Wednesday 19 June 2019

Bible Book:
Matthew

'Remember, I am with you always, to the end of the age.' (v.20)

Matthew 28:16-20 Wednesday 19 June 2019

Psalm: Psalm 144

Background

Today’s passage comes from the very end of the gospel of Matthew. It includes Jesus commissioning, or sending out, his disciples to share the good news of the Kingdom of God with the whole world, usually referred to as ‘the Great Commission’.

The events described in these verses take place in the days after Jesus’ resurrection. The four gospels, while agreeing on the fundamental facts of the empty tomb and Christ’s bodily resurrection, contain different events from this time in Jesus’ life, and Matthew’s account varies here from Mark, Luke and John’s. The passage opens with reference to the “eleven disciples” (v. 16). Earlier, we learned that the twelfth disciple, Judas Iscariot, had taken his own life after betraying Jesus in a passage unique to Matthew (Matthew 27:3-10). They have left Jerusalem and Judea, and returned to Galilee; the area in the north of Israel, where Jesus and most of the disciples came from. Before his arrest in the Garden of Gethsemane, Jesus had promised his disciples he would “go ahead” of them to Galilee (26:32; see also 28:7, 10). Mark contains a similar reference to Galilee (Mark 16:7) and John includes accounts of the resurrected Jesus appearing to his disciples there (John 21:1-25). However, John also includes references to Jesus appearing in Jerusalem (John 20:1-29) and Luke’s Gospel contains no references to Galilean appearances (Luke 24:1-52).

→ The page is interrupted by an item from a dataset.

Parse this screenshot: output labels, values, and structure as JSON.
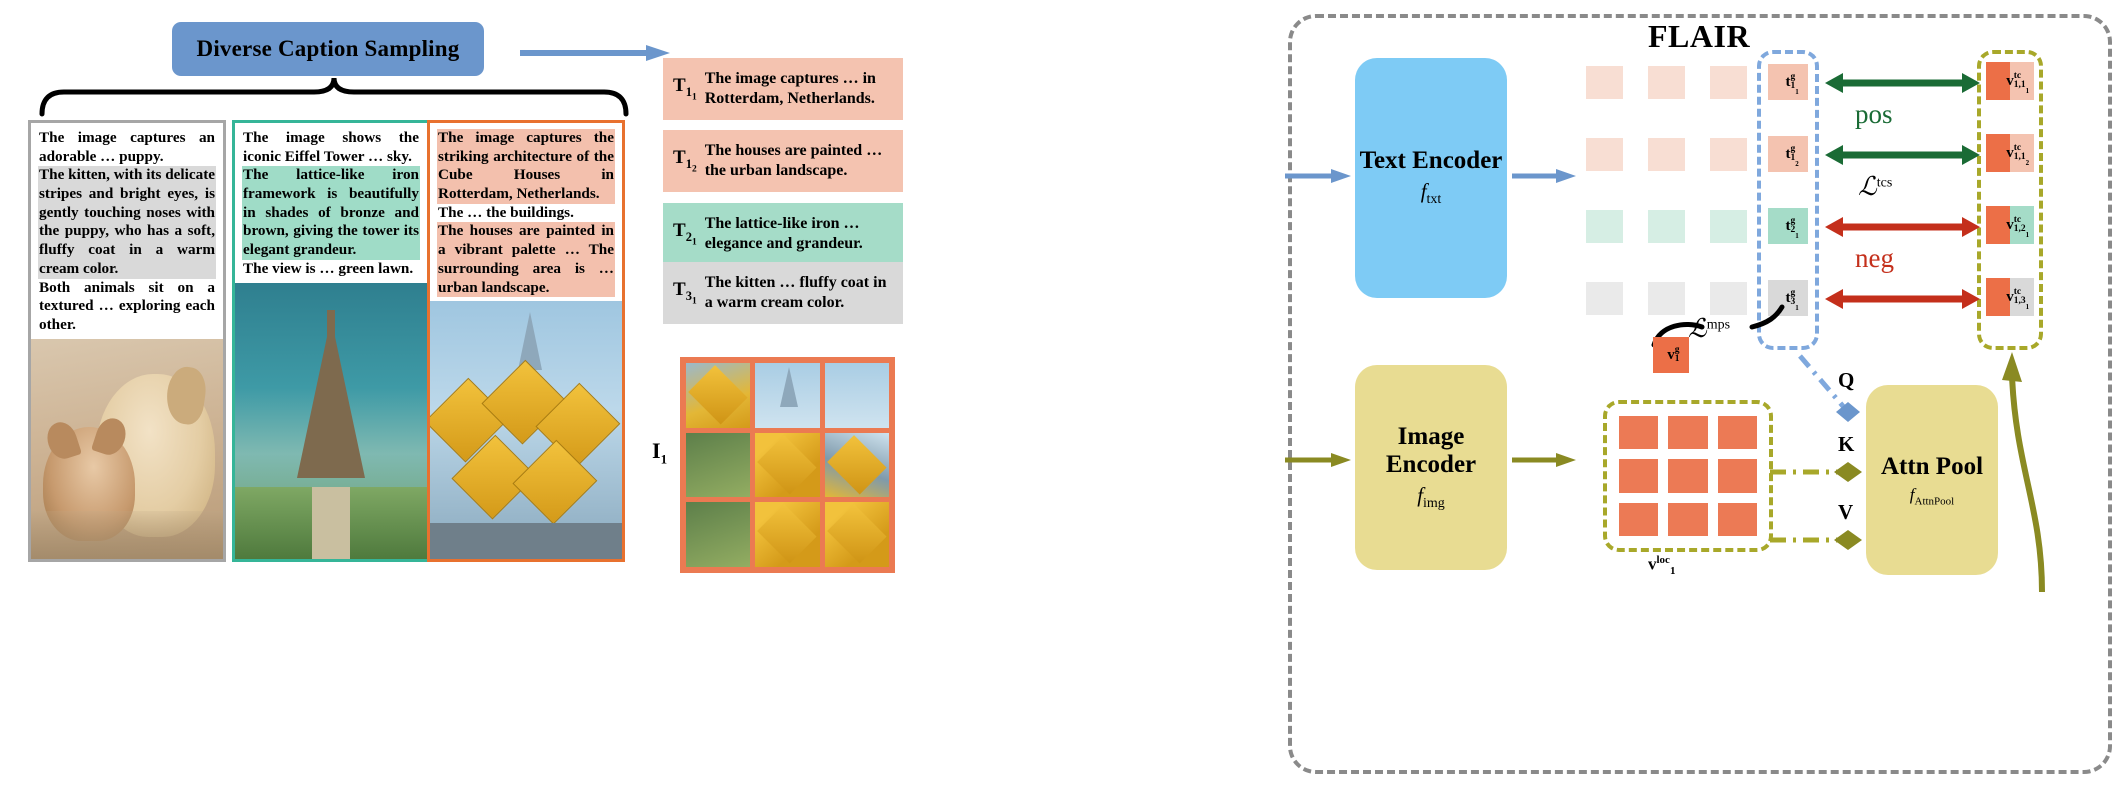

Although we do not find the story of ‘doubting Thomas’ in Matthew’s gospel (John 20:24-29), there is clear reference to the mixed reaction of worship and doubt here (v. 17). Jesus still passes on his work of teaching and baptising to his disciples, though, things that previously only Jesus had done (Matthew 7:28-29; 23:8). He sends them to “all nations” which most commentators understand as meaning “all Gentiles” (ie non-Jews). This represents an important development in Matthew’s Gospel, where previously the disciples had been told to go “nowhere among the Gentiles” (10:5). The assurance of Christ’s abiding presence with his people (v. 20) at the very end of the Gospel, recalls the promise made in Matthew’s first chapter that Christ would truly be the Emmanuel: "God with us" (Matthew 1:23).

 

To Ponder:

  •  How significant are the differences between the Gospel accounts of Jesus’ appearances to the disciples after his resurrection?
  • Are worship and doubt incompatible (v. 17)?
  • What does Jesus’ final promise to the disciples in Matthew’s Gospel (v. 20) mean for you?